Esta vez, no le reproché su familiaridad para conmigo. Kenji continuó, y ahora su forma de hablar recordaba a la de mi antiguo maestro:

—Sueles actuar como un necio, pero da la impresión de que el destino te utiliza para algún propósito, y nuestras vidas permanecen unidas. Estoy dispuesto a encomendarte a Zenko y a Taku como señal de buena voluntad.

—Bebamos para celebrarlo —propuse.

Llamé a la hija de Shiro para que trajera vino y, una vez que la joven se hubo retirado a la cocina, dije:

—¿Sabes dónde está mi hijo?

Me costaba imaginar a aquel niño recién nacido, huérfano de madre.

—Me ha sido imposible tener noticias de él, pero sospecho que Akio le ha llevado al norte, más allá de los Tres Países. Imaginó que quieres buscarle.

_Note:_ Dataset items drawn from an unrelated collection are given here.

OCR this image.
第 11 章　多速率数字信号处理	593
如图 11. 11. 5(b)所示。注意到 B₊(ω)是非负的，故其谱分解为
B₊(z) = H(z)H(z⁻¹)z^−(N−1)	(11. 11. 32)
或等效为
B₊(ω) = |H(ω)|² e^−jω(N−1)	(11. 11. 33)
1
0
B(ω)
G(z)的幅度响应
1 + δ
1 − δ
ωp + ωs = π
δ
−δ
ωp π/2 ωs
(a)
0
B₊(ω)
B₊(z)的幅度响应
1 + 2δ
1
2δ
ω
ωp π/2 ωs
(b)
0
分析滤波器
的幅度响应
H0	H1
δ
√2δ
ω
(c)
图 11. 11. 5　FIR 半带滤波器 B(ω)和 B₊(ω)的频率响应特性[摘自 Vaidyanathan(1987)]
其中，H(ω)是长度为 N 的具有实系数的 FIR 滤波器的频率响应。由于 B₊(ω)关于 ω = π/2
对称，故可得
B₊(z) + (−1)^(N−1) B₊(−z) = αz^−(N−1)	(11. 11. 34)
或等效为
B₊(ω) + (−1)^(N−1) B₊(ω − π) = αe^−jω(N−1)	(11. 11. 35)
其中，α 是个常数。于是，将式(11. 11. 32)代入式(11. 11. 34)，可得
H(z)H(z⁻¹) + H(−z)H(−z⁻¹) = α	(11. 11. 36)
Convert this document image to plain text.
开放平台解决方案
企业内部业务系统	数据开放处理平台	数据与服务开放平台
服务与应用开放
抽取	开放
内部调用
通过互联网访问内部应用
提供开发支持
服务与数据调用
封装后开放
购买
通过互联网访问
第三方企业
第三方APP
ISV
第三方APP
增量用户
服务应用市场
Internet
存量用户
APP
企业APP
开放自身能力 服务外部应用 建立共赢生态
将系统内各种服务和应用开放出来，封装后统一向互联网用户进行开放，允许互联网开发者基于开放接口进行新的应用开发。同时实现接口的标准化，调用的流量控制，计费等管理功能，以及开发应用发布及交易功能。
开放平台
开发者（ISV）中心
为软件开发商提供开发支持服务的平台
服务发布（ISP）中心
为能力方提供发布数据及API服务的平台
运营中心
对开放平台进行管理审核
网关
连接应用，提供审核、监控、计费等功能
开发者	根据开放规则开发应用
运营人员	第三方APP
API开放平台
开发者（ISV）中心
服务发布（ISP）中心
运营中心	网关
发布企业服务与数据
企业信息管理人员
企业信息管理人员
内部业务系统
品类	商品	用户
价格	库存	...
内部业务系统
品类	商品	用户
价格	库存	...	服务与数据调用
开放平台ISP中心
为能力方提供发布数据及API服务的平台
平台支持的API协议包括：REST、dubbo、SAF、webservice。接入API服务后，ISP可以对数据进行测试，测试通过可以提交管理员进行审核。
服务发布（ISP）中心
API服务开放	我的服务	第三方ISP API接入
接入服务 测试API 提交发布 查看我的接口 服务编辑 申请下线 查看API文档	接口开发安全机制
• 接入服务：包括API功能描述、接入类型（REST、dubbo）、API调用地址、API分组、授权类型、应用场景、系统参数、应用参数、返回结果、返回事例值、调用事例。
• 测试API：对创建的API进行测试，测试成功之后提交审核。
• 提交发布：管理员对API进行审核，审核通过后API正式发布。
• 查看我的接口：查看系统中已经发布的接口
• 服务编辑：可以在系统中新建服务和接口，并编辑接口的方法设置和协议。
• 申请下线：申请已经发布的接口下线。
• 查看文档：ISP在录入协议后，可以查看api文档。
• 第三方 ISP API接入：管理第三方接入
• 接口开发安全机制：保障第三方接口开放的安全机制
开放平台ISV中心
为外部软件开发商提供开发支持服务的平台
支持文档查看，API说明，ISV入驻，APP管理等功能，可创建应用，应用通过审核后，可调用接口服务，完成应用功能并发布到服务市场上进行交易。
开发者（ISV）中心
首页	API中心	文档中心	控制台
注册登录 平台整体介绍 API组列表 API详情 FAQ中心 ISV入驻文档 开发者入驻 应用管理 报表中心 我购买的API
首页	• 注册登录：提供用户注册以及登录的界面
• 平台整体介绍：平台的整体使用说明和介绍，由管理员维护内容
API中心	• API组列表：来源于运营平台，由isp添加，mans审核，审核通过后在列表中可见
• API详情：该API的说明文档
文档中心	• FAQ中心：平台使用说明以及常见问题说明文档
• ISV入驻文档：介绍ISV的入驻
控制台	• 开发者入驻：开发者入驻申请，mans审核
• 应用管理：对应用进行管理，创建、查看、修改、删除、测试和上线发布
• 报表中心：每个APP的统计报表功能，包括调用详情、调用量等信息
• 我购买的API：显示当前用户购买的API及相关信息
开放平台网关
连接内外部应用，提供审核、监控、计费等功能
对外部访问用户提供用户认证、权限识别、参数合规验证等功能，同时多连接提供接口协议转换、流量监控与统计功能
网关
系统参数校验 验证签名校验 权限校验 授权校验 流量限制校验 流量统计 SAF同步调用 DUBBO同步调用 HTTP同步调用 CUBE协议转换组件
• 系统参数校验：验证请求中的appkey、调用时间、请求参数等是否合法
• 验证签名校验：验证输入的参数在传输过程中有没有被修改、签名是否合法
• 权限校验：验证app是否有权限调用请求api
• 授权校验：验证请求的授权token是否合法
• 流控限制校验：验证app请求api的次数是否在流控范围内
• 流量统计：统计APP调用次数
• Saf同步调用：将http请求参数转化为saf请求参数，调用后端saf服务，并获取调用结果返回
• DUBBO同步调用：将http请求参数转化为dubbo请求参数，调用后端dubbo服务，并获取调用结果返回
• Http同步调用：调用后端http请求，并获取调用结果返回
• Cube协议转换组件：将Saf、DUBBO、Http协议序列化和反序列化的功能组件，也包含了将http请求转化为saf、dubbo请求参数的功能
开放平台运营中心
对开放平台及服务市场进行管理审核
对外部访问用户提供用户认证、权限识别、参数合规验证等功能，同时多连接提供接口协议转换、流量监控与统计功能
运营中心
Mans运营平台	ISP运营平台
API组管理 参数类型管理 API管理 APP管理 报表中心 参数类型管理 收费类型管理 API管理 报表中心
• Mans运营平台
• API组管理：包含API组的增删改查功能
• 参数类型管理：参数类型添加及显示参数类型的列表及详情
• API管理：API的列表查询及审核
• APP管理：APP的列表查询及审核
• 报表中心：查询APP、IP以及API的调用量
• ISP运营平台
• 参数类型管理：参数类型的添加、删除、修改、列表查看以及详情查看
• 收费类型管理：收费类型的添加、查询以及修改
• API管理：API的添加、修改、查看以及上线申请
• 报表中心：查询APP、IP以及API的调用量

—Lo haré cuando todo esto termine.

Estuve tentado de hablar a Kenji de la profecía, de explicarle que mi propio hijo me daría muerte; pero al final decidí mantener el secreto.

—Dicen que Kotaro, el maestro Kikuta, está en Hagi —comentó Kenji mientras bebíamos.

—Entonces, allí nos encontraremos. Confío en que me acompañes.

Él prometió que lo haría y nos dimos un abrazo.

—¿Qué quieres hacer con los chicos? —preguntó Kenji—. ¿Se quedarán aquí, contigo?

—Sí. Parece que Taku tiene grandes dotes. ¿Le enviarías en una misión como espía? Tengo un trabajo para él.

—¿Piensas enviarle a Hagi? Quizá sea una responsabilidad excesiva.

—No, es por aquí, por esta zona. Quiero dar caza a unos bandoleros.

—Taku desconoce este territorio. Lo más probable es que se perdiera. ¿Qué quieres averiguar?

—Cuántos son, cómo es su refugio, cosas así. Tiene el don de la invisibilidad, ¿no es cierto? De otra forma, no podría haber burlado a mis guardias.

Kenji asintió.

—Tal vez Shizuka pueda ir con él. ¿Hay alguien de los alrededores que pueda acompañarlos, al menos parte del camino? Se ahorraría mucho tiempo.

Hablamos con las hijas de Shiro y la menor accedió a acompañarlos. La joven solía ir a recoger setas y plantas silvestres para cocinar y elaborar medicinas y, aunque se mantenía alejada de la zona de los bandidos, conocía bien el terreno hasta la costa.

Mientras hablábamos, Taku se despertó. Los guardias me llamaron, y Kenji y yo fuimos a verle. Zenko seguía sentado donde yo le había dejado, sin moverse.

Taku nos dedicó una amplia sonrisa y exclamó:

—¡Vi a Hachiman en el sueño!

—Eso está muy bien —repliqué—, porque vas a ir a la guerra.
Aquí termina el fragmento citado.